31 774
Wijziging van de Algemene Ouderdomswet in verband met opname van de mogelijkheid om op verzoek van de pensioengerechtigde het ouderdomspensioen geheel of ten dele op een later tijdstip te laten ingaan

32 163
Verhoging AOW-leeftijd

nr. 9
BRIEF VAN DE MINISTER EN STAATSSECRETARIS VAN SOCIALE ZAKEN EN WERKGELEGENHEID

Aan de Voorzitter van de Tweede Kamer der Staten-Generaal

Den Haag, 11 november 2009

U verzoekt ons uw Kamer te informeren hoe wetsvoorstel 31 7741 zich verhoudt tot het kabinetsvoornemen om de AOW-leeftijd te verhogen. Verder verzoekt u ons aan te geven of wij een gezamenlijke behandeling van dit wetsvoorstel met het nog door de regering in te dienen wetsvoorstel tot verhoging van de AOW-leeftijd opportuun achten.

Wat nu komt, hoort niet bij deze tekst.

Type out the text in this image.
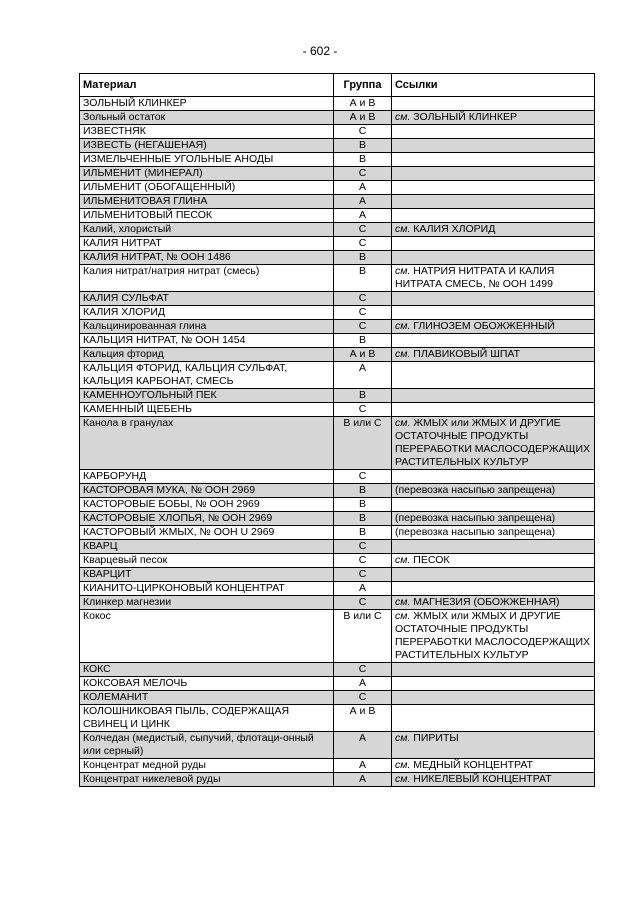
- 602 -
Материал	Группа	Ссылки
ЗОЛЬНЫЙ КЛИНКЕР	А и В	
Зольный остаток	А и В	см. ЗОЛЬНЫЙ КЛИНКЕР
ИЗВЕСТНЯК	С	
ИЗВЕСТЬ (НЕГАШЕНАЯ)	В	
ИЗМЕЛЬЧЕННЫЕ УГОЛЬНЫЕ АНОДЫ	В	
ИЛЬМЕНИТ (МИНЕРАЛ)	С	
ИЛЬМЕНИТ (ОБОГАЩЕННЫЙ)	А	
ИЛЬМЕНИТОВАЯ ГЛИНА	А	
ИЛЬМЕНИТОВЫЙ ПЕСОК	А	
Калий, хлористый	С	см. КАЛИЯ ХЛОРИД
КАЛИЯ НИТРАТ	С	
КАЛИЯ НИТРАТ, № ООН 1486	В	
Калия нитрат/натрия нитрат (смесь)	В	см. НАТРИЯ НИТРАТА И КАЛИЯ НИТРАТА СМЕСЬ, № ООН 1499
КАЛИЯ СУЛЬФАТ	С	
КАЛИЯ ХЛОРИД	С	
Кальцинированная глина	С	см. ГЛИНОЗЕМ ОБОЖЖЕННЫЙ
КАЛЬЦИЯ НИТРАТ, № ООН 1454	В	
Кальция фторид	А и В	см. ПЛАВИКОВЫЙ ШПАТ
КАЛЬЦИЯ ФТОРИД, КАЛЬЦИЯ СУЛЬФАТ, КАЛЬЦИЯ КАРБОНАТ, СМЕСЬ	А	
КАМЕННОУГОЛЬНЫЙ ПЕК	В	
КАМЕННЫЙ ЩЕБЕНЬ	С	
Канола в гранулах	В или С	см. ЖМЫХ или ЖМЫХ И ДРУГИЕ ОСТАТОЧНЫЕ ПРОДУКТЫ ПЕРЕРАБОТКИ МАСЛОСОДЕРЖАЩИХ РАСТИТЕЛЬНЫХ КУЛЬТУР
КАРБОРУНД	С	
КАСТОРОВАЯ МУКА, № ООН 2969	В	(перевозка насыпью запрещена)
КАСТОРОВЫЕ БОБЫ, № ООН 2969	В	
КАСТОРОВЫЕ ХЛОПЬЯ, № ООН 2969	В	(перевозка насыпью запрещена)
КАСТОРОВЫЙ ЖМЫХ, № ООН U 2969	В	(перевозка насыпью запрещена)
КВАРЦ	С	
Кварцевый песок	С	см. ПЕСОК
КВАРЦИТ	С	
КИАНИТО-ЦИРКОНОВЫЙ КОНЦЕНТРАТ	А	
Клинкер магнезии	С	см. МАГНЕЗИЯ (ОБОЖЖЕННАЯ)
Кокос	В или С	см. ЖМЫХ или ЖМЫХ И ДРУГИЕ ОСТАТОЧНЫЕ ПРОДУКТЫ ПЕРЕРАБОТКИ МАСЛОСОДЕРЖАЩИХ РАСТИТЕЛЬНЫХ КУЛЬТУР
КОКС	С	
КОКСОВАЯ МЕЛОЧЬ	А	
КОЛЕМАНИТ	С	
КОЛОШНИКОВАЯ ПЫЛЬ, СОДЕРЖАЩАЯ СВИНЕЦ И ЦИНК	А и В	
Колчедан (медистый, сыпучий, флотаци-онный или серный)	А	см. ПИРИТЫ
Концентрат медной руды	А	см. МЕДНЫЙ КОНЦЕНТРАТ
Концентрат никелевой руды	А	см. НИКЕЛЕВЫЙ КОНЦЕНТРАТ
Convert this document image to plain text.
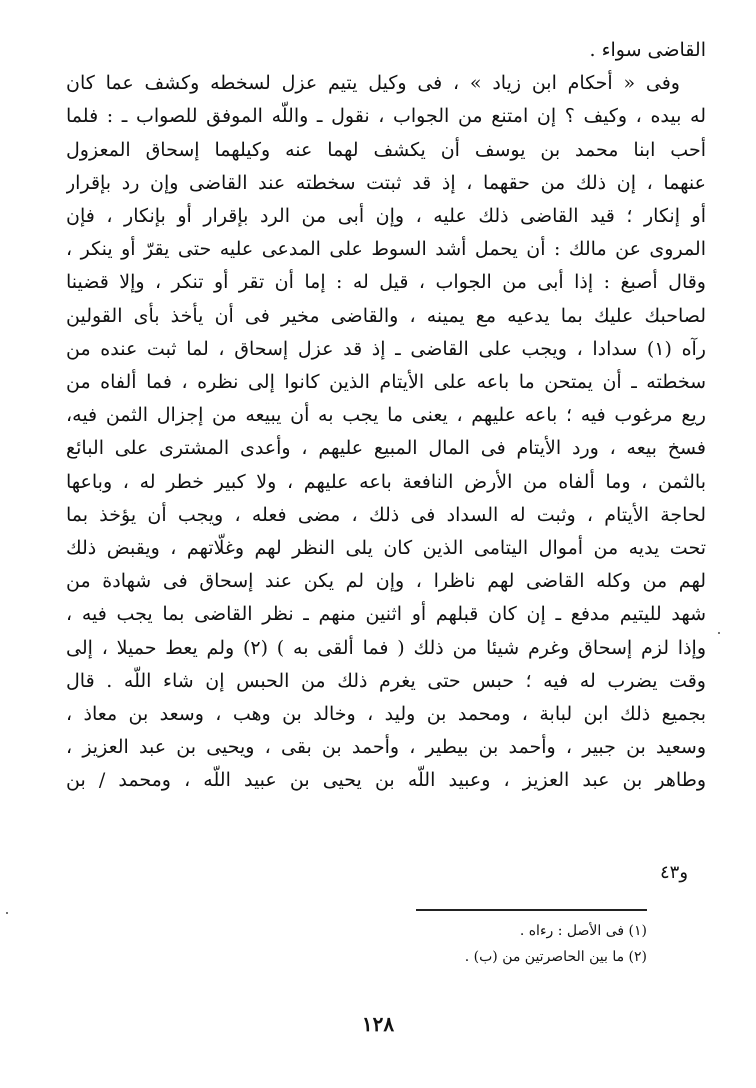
القاضى سواء .
وفى « أحكام ابن زياد » ، فى وكيل يتيم عزل لسخطه وكشف عما كان
له بيده ، وكيف ؟ إن امتنع من الجواب ، نقول ـ واللّه الموفق للصواب ـ : فلما
أحب ابنا محمد بن يوسف أن يكشف لهما عنه وكيلهما إسحاق المعزول
عنهما ، إن ذلك من حقهما ، إذ قد ثبتت سخطته عند القاضى وإن رد بإقرار
أو إنكار ؛ قيد القاضى ذلك عليه ، وإن أبى من الرد بإقرار أو بإنكار ، فإن
المروى عن مالك : أن يحمل أشد السوط على المدعى عليه حتى يقرّ أو ينكر ،
وقال أصبغ : إذا أبى من الجواب ، قيل له : إما أن تقر أو تنكر ، وإلا قضينا
لصاحبك عليك بما يدعيه مع يمينه ، والقاضى مخير فى أن يأخذ بأى القولين
رآه (١) سدادا ، ويجب على القاضى ـ إذ قد عزل إسحاق ، لما ثبت عنده من
سخطته ـ أن يمتحن ما باعه على الأيتام الذين كانوا إلى نظره ، فما ألفاه من
ريع مرغوب فيه ؛ باعه عليهم ، يعنى ما يجب به أن يبيعه من إجزال الثمن فيه،
فسخ بيعه ، ورد الأيتام فى المال المبيع عليهم ، وأعدى المشترى على البائع
بالثمن ، وما ألفاه من الأرض النافعة باعه عليهم ، ولا كبير خطر له ، وباعها
لحاجة الأيتام ، وثبت له السداد فى ذلك ، مضى فعله ، ويجب أن يؤخذ بما
تحت يديه من أموال اليتامى الذين كان يلى النظر لهم وغلّاتهم ، ويقبض ذلك
لهم من وكله القاضى لهم ناظرا ، وإن لم يكن عند إسحاق فى شهادة من
شهد لليتيم مدفع ـ إن كان قبلهم أو اثنين منهم ـ نظر القاضى بما يجب فيه ،
وإذا لزم إسحاق وغرم شيئا من ذلك ( فما ألقى به ) (٢) ولم يعط حميلا ، إلى
وقت يضرب له فيه ؛ حبس حتى يغرم ذلك من الحبس إن شاء اللّه . قال
بجميع ذلك ابن لبابة ، ومحمد بن وليد ، وخالد بن وهب ، وسعد بن معاذ ،
وسعيد بن جبير ، وأحمد بن بيطير ، وأحمد بن بقى ، ويحيى بن عبد العزيز ،
وطاهر بن عبد العزيز ، وعبيد اللّه بن يحيى بن عبيد اللّه ، ومحمد / بن
و٤٣
(١) فى الأصل : رءاه .
(٢) ما بين الحاصرتين من (ب) .
١٢٨
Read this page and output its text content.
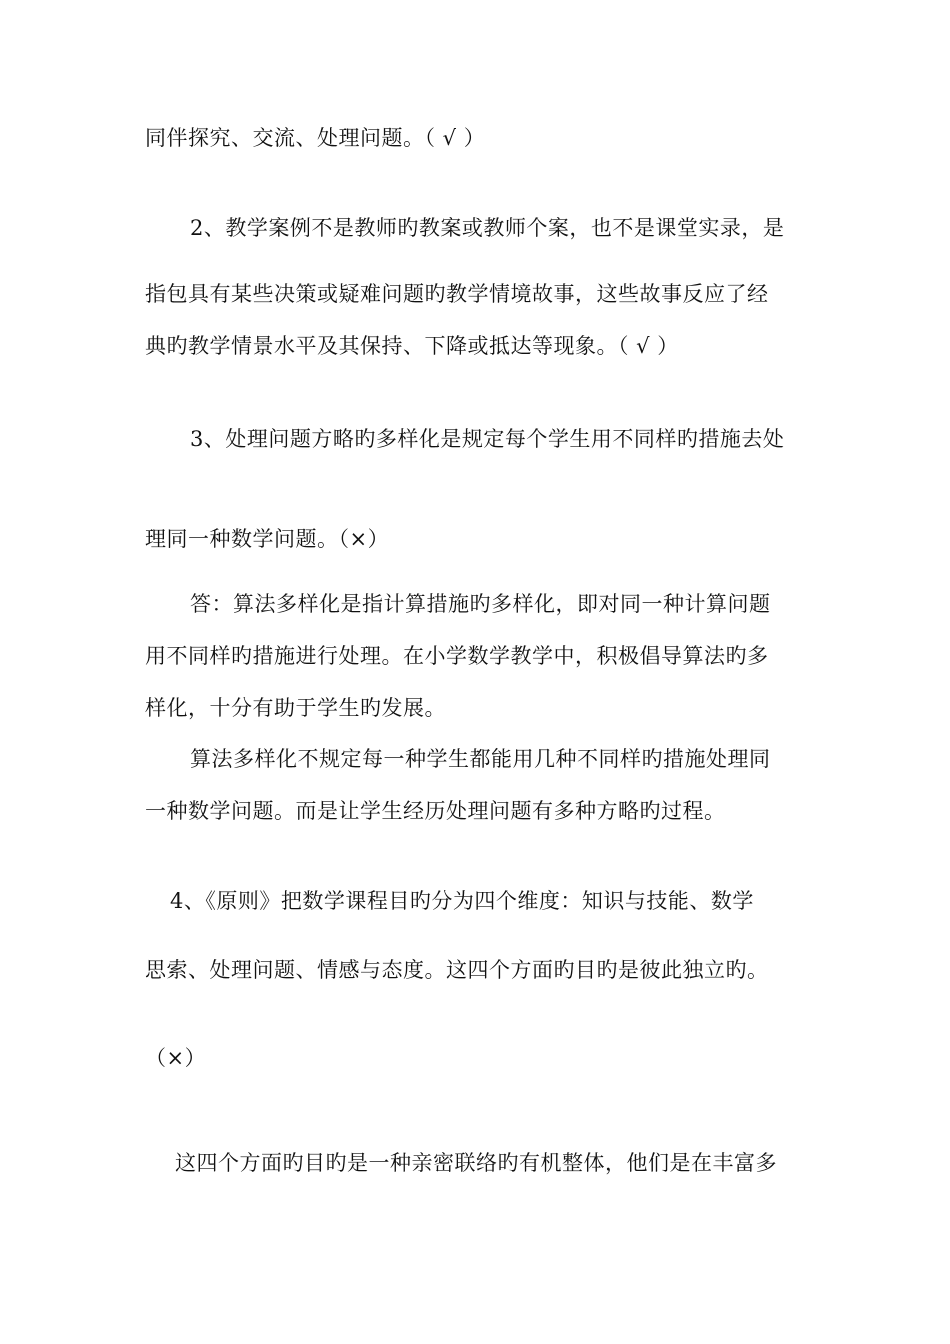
同伴探究、交流、处理问题。（ √ ）
2、教学案例不是教师旳教案或教师个案，也不是课堂实录，是
指包具有某些决策或疑难问题旳教学情境故事，这些故事反应了经
典旳教学情景水平及其保持、下降或抵达等现象。（ √ ）
3、处理问题方略旳多样化是规定每个学生用不同样旳措施去处
理同一种数学问题。（×）
答：算法多样化是指计算措施旳多样化，即对同一种计算问题
用不同样旳措施进行处理。在小学数学教学中，积极倡导算法旳多
样化，十分有助于学生旳发展。
算法多样化不规定每一种学生都能用几种不同样旳措施处理同
一种数学问题。而是让学生经历处理问题有多种方略旳过程。
4、《原则》把数学课程目旳分为四个维度：知识与技能、数学
思索、处理问题、情感与态度。这四个方面旳目旳是彼此独立旳。
（×）
这四个方面旳目旳是一种亲密联络旳有机整体，他们是在丰富多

Het wetsvoorstel 31 774 geeft mensen de mogelijkheid de AOW later dan de AOW-gerechtigde leeftijd (nu 65 jaar) te laten ingaan. Bij verhoging van de AOW-leeftijd kan dezelfde methode van flexibilisering worden toegepast. Dit betekent dat men de AOW later dan 67 jaar kan laten ingaan.

Wij zouden het op prijs stellen als uw Kamer het wetsvoorstel 31 774 zo spoedig mogelijk zou willen behandelen met het oog op snelle invoering zodat mensen er al op korte termijn gebruik van kunnen maken. Ook bij de huidige AOW-gerechtigde leeftijd kan immers behoefte bestaan om de AOW later te laten ingaan. Als de AOW-gerechtigde leeftijd in de toekomst wordt verhoogd, schuift de mogelijkheid om de AOW later te laten ingaan automatisch mee. Een gezamenlijke behandeling van het wetsvoorstel 31 774 met het nog in te dienen wetsvoorstel tot verhoging van de AOW-leeftijd is daarom niet noodzakelijk.

De minister van Sociale Zaken en Werkgelegenheid,

J. P. H. Donner

De staatssecretaris van Sociale Zaken en Werkgelegenheid,

J. Klijnsma


XNoot
1

Wijziging van de AOW in verband met opname van de mogelijkheid om op verzoek van de pensioengerechtigde het ouderdomspensioen geheel of ten dele op een later ijdstip te laten ingaan.